(foto di Samuel Cogliati)
Mendoza cabernet sauvignon 2011
I bordolesi hanno motivo di preoccuparsi?
di Samuel Cogliati
dicembre 2015
Non so nulla di vini argentini. Sarà la quinta o sesta volta che ne assaggio uno. E a dirla tutta, mi sono avvicinato a questa bottiglia con un po’ di reticenza e di pregiudizio, ovviamente negativo.
La bottiglia non dev’essere di quelle memorabili né proposte a un prezzo proibitivo; forse di moderata ambizione. Peraltro è frutto del lavoro di un’azienda che, sulla carta, ispira poco il mio infallibile intuito.
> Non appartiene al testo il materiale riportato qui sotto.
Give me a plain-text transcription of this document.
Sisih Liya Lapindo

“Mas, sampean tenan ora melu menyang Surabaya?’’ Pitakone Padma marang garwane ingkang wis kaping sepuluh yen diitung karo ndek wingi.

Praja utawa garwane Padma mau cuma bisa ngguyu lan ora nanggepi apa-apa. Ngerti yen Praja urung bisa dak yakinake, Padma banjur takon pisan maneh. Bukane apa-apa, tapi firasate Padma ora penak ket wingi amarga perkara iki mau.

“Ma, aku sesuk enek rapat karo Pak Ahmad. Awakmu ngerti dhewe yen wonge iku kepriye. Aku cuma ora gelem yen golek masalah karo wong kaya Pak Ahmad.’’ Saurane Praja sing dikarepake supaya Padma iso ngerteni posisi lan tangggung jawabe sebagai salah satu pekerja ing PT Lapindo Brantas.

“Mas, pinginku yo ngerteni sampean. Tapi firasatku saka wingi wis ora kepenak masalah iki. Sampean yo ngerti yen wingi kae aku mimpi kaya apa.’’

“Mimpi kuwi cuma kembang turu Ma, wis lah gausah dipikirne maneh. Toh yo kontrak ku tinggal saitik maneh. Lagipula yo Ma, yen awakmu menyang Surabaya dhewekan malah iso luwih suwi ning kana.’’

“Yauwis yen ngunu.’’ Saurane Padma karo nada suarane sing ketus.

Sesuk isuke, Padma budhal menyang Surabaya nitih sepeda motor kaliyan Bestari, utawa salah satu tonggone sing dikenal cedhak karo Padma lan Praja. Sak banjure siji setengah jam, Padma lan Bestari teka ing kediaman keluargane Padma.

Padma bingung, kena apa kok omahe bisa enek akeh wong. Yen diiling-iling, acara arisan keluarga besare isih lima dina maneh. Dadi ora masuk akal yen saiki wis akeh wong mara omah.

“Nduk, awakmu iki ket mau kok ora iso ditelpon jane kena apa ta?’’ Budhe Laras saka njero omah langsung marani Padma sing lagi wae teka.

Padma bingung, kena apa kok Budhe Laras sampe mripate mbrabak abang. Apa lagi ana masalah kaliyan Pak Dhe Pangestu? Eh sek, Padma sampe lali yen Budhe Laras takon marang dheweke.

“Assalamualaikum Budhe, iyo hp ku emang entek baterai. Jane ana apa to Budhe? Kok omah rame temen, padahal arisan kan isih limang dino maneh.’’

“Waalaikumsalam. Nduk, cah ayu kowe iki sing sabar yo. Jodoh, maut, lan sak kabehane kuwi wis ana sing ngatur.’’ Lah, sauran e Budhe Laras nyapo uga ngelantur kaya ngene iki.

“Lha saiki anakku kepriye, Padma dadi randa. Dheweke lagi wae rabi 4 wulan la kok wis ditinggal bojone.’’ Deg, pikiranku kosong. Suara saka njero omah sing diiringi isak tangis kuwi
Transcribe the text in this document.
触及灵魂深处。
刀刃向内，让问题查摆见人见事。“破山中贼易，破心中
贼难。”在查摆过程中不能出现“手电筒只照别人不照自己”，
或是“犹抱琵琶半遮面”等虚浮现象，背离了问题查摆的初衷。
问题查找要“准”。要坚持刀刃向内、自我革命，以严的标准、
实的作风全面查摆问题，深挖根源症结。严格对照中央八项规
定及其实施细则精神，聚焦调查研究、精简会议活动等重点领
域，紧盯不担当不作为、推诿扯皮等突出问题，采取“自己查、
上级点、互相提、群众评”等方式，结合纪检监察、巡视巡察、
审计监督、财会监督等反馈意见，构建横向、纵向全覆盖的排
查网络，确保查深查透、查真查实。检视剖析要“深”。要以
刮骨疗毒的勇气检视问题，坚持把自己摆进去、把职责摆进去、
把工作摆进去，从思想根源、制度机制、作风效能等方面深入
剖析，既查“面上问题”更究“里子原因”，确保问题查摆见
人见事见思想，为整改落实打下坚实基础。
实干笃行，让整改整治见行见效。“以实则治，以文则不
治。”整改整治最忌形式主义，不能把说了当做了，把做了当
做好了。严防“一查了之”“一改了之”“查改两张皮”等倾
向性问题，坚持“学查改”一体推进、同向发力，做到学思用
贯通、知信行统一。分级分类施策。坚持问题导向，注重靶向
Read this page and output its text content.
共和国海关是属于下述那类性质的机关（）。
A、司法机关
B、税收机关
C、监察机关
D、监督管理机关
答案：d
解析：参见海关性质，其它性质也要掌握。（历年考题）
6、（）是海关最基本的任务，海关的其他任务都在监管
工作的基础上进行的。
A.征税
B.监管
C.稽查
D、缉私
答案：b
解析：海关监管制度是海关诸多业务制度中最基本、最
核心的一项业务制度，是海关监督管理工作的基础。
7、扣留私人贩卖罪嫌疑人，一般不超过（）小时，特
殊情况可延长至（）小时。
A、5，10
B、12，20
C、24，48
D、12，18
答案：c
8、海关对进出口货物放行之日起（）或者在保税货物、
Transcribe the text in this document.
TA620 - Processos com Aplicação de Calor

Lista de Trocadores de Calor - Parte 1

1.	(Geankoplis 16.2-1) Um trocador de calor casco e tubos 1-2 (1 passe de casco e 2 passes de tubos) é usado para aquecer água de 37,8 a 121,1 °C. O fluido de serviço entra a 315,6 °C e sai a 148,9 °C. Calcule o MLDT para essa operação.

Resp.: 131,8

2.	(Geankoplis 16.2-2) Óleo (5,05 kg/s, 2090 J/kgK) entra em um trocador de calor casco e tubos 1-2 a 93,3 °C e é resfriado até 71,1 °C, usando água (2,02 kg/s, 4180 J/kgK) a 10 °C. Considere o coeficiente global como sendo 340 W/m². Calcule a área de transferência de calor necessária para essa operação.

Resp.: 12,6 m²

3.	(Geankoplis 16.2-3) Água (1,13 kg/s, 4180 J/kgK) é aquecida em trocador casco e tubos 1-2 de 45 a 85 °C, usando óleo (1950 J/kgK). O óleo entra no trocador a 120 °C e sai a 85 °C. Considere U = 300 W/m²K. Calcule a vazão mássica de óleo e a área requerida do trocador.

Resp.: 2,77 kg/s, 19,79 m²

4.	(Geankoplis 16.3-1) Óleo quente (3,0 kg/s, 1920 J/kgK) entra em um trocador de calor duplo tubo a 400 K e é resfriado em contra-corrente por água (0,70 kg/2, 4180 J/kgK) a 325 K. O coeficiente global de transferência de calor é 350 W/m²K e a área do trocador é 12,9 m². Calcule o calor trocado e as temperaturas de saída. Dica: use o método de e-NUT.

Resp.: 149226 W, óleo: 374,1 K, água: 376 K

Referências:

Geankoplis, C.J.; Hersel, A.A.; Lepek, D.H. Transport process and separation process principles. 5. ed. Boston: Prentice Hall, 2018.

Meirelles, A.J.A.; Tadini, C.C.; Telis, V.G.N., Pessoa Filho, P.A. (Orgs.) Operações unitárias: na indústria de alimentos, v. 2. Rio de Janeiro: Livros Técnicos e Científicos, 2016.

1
Troppo grande, penso, troppo commerciale. Infatti le verifiche ex post mi confermeranno che si tratta di un’azienda di oltre 450 ettari complessivi, distribuiti su due siti produttivi nella regione di Mendoza, nell’Argentina centro-occidentale. Per di più, il profilo ampelografico non brilla per originalità: è un cabernet sauvignon come ce ne sono decine, forse centinaia di migliaia nel mondo. In poche parole: doveroso preconcetto.
Questo è l’esito della degustazione:
Mendoza cabernet sauvignon “Tomero” Vistalba 2011
Naso piuttosto stilizzato sul vitigno, di evidente ma garbata concentrazione, con una certa discrezione e finezza. Bocca rotonda e carnosa, potente. Bei tannini levigati, piacevole calore alcolico nel finale. Un tocco di cioccolato. Vino tenero e preciso. Ha fermezza, robustezza e nettezza.
Da servire a 15°C.
Questo invece è quanto l’azienda ci dice sul suo sito internet: il Tomero proviene dalla Finca Los Alamos, nel territorio di Tupungato, un’area 135 km a sud-ovest di Mendoza, a quasi 1.200 metri d’altitudine, nell’alta valle de Uco. Pendii di modesta entità (3%), irrigazione consentita; il terroir è costituito da terrazzi alluvionali e suoli leggeri, sabbiosi; le escursioni termiche sono importanti, la potatura è Cordon Royat a spalliera. In tutto, il cabernet copre oltre 60 ettari delle tenuta. La vendemmia è manuale, in cassette da 20 kg. Le fermentazioni avvengono in cemento; l’affinamento di 9 mesi in acciaio per l’80%, in barrique usate per il restante 20%. Dopo l’imbottigliamento, altri 4 mesi di affinamento in vetro prima della commercializzazione. Il grado alcolico dell’annata 2011 è di circa 15%, ma non si fa sentire gustativamente. Il pH delle tre annate seguenti è sempre molto alto (3,6-3,7).
Sulla carta, il Tomero non sembra avere particolari motivi per stupirci. Invece la degustazione, per tutta la durata della serata, in abbinamento con una bavette in padella, è stata convincente. Peccato non aver potuto saggiarne il comportamento l’indomani; forse ci avrebbe fornito qualche elemento ulteriore.
Il prezzo di vendita di questa bottiglia rilevato online in alcune enoteche britanniche e statunitensi oscilla tra l’equivalente di 12 e 16 €, e Vistalba non la presenta tra le etichette “di prestigio” della sua gamma, bensì tra quelle che gli anglosassoni, ben più attenti di noi alla vinicoltura del Nuovo Mondo, chiamano entry level. La domanda è: a Bordeaux devono preoccuparsi? Non si tratta certo di una domanda originale né nuova, ma è per me inevitabile. Non mi riferisco ai petit bordeaux bas de gamme che inondano qualunque supermercato d’Oltralpe a un prezzo paragonabile al Tomero – quelli sarebbero in buona parte spazzati via da questa concorrenza. Mi riferisco agli château di medio livello, ai cru bourgeois meno talentuosi, nonché a vari second vin di proprietà piuttosto note, che impongono in genere prezzi sensibilmente più elevati del concorrente argentino.
La risposta è probabilmente banale, ma occorre aggiungere un dettaglio: forse più che preoccuparsi potrebbe essere utile correre attivamente ai ripari, sia in vigna sia in cantina.
Ogni tanto fa bene mettere il naso fuori dall’Europa, per accorgerci che, neanche nel mondo del vino, rappresentiamo più una salda certezza indiscussa, anzi talora una battaglia di retroguardia.